Não seria uma batalha.

Kenji correu para recolher seus Pokémon de volta a suas Pokébolas e se afastou enquanto Nintetales exalava uma onda de fogo de calor intenso, que não só cobriu os Pokémon adversários como também as rochas da caverna ao redor. Kenji ficou olhando perplexo para Leaf enquanto o fogo consumia tudo ao redor, para o reflexo das chamas que fazia a raiva de seus olhos brilharem.

Ao cessar do fogo, os treinadores já haviam recolhido seus Pokémon e fugiam. As roupas tinham partes queimadas.

— Leaf! Inferno, sério? Como você faz isso de repente assim?

— Agora não, Kenji.

— A gente podia ter pressionado os caras mais pra contarem onde acharam o Red!

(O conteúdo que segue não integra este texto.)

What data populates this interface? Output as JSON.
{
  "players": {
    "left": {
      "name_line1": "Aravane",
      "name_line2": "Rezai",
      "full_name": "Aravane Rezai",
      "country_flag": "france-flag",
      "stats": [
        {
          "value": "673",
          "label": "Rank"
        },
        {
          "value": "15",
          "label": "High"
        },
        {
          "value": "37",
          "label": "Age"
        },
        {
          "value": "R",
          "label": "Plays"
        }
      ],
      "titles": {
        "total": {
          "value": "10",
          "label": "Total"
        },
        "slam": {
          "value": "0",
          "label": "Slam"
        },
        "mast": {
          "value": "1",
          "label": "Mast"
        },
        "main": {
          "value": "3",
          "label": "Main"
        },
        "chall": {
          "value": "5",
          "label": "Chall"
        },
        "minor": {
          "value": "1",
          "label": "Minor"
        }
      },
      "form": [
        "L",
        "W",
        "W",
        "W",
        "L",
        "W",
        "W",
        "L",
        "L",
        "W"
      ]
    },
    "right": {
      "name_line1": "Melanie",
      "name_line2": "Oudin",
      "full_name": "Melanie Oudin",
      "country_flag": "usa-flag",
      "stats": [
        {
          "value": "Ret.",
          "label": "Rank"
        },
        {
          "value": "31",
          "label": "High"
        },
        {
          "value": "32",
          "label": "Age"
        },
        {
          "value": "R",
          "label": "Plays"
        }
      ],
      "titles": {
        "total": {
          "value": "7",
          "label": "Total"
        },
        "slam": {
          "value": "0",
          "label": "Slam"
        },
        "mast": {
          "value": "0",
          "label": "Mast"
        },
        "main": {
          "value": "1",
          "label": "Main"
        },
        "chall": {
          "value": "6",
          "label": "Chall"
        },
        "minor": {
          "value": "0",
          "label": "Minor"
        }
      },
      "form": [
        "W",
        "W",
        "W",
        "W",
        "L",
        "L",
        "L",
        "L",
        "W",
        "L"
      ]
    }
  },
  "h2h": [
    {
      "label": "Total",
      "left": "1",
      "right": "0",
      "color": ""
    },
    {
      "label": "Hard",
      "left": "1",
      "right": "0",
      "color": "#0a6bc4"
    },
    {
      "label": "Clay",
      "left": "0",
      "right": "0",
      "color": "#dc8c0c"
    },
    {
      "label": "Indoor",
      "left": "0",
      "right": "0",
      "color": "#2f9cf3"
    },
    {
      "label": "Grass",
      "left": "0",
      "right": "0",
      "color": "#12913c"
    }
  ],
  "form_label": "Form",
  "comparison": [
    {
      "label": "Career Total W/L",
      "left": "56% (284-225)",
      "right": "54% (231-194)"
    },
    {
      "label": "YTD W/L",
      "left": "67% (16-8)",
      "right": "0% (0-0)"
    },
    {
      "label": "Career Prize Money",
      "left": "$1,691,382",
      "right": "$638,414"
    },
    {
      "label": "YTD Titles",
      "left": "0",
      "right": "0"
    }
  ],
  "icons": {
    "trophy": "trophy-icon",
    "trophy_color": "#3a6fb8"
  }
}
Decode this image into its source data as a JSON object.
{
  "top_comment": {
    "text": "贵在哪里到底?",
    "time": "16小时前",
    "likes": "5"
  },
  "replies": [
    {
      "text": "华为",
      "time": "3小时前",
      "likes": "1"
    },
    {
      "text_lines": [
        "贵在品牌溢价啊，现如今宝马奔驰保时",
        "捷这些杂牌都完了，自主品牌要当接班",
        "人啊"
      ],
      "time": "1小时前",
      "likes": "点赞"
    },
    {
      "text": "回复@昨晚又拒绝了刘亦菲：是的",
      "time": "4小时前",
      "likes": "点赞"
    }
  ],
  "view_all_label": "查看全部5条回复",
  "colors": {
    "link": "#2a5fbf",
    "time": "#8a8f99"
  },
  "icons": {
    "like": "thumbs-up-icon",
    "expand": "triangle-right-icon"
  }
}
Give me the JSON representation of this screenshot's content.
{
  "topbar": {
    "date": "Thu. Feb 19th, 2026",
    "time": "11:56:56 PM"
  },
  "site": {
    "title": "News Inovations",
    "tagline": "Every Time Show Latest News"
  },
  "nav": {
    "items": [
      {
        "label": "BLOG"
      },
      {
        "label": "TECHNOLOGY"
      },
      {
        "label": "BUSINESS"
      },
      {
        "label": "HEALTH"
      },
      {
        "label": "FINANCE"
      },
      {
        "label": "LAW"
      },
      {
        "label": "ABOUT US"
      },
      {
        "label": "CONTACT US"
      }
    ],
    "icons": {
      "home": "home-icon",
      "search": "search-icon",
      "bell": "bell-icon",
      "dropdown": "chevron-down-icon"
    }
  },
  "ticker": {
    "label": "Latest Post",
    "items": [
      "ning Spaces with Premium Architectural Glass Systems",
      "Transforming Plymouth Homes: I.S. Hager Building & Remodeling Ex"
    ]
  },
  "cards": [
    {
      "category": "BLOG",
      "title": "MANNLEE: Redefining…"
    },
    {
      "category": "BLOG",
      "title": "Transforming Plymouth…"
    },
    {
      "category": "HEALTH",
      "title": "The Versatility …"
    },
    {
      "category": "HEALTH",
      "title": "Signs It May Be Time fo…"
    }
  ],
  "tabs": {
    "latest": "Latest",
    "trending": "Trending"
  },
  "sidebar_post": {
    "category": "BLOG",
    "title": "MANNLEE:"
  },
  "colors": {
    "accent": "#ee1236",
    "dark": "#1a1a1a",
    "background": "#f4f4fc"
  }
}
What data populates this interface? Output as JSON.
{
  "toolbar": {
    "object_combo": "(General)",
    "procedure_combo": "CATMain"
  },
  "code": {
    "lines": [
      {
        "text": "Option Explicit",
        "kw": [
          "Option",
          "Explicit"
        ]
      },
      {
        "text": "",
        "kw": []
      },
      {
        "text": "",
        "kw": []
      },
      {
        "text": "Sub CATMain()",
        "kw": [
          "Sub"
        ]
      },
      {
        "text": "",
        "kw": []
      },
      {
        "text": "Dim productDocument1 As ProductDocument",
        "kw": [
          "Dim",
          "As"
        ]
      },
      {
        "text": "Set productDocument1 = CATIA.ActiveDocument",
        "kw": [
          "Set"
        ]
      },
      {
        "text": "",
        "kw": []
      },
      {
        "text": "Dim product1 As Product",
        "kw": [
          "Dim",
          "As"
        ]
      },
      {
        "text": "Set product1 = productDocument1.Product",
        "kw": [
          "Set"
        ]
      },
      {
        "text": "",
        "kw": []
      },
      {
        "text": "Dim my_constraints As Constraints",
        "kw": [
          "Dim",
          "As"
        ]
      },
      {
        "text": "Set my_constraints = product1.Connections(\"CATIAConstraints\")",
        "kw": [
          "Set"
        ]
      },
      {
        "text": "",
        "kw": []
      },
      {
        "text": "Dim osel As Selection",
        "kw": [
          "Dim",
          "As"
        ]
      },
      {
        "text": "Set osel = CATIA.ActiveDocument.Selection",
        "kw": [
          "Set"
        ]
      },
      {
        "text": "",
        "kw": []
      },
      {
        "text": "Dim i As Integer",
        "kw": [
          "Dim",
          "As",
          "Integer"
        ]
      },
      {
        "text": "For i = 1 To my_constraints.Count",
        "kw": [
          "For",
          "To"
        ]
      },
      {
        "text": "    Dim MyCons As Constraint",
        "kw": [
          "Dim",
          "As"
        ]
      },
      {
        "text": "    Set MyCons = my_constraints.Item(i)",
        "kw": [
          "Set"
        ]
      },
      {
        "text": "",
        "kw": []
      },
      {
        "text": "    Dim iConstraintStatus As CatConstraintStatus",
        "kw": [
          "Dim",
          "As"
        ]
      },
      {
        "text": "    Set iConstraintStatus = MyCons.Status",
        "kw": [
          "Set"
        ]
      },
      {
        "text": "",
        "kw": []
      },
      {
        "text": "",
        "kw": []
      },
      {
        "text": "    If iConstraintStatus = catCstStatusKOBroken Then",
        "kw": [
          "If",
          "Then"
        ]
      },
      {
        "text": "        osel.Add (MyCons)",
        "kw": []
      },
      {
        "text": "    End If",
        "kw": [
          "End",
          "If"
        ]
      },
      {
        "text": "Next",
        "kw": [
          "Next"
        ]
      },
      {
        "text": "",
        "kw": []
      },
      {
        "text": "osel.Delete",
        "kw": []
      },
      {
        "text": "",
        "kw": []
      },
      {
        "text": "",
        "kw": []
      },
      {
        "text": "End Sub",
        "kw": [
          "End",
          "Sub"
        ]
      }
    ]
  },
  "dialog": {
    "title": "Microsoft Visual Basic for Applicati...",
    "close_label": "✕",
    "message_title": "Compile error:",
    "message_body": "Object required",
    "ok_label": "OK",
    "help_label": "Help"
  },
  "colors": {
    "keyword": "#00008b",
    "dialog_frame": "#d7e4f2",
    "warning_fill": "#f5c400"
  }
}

— Como se eles fossem colaborar! Esses idiotas bateram no Red e você queria que eu parasse pra conversar? Olha... O Red pode ser uma curiosidade infantil sua, mas pra mim, é um amigo querido que sumiu, entendeu?

Kenji estivera tão focado em suas coisas nos últimos tempos que aquela vontade de encontrar o lendário treinador acabara enfraquecendo muito, só que não tinha parado para pensar em como aquela história afetava Leaf — na real, nem mesmo achava que precisava pensar nisso. Então, quando o assunto surgia, sempre tratava com muita simplicidade sem considerar o que significava para ela. A última coisa que queria no mundo era machucar uma de suas pessoas mais amadas.

Leaf passou a mão no rosto. Não sabia dizer se estava chorando.

— Como Red sabia quando o Mewtwo estaria aqui? — Ele acabou perguntando em voz baixa.

— Sei lá. — Ela respondeu praticamente suspirando. — Preciso cuidar do Mewtwo agora.

Ela se virou e foi até onde Snorlax ainda continha o lendário, acompanhada do Ninetales. Kenji ficou parado olhando, sem saber o que fazer. Passou a mão na cabeça de novo. Realmente não gostava daquela caverna.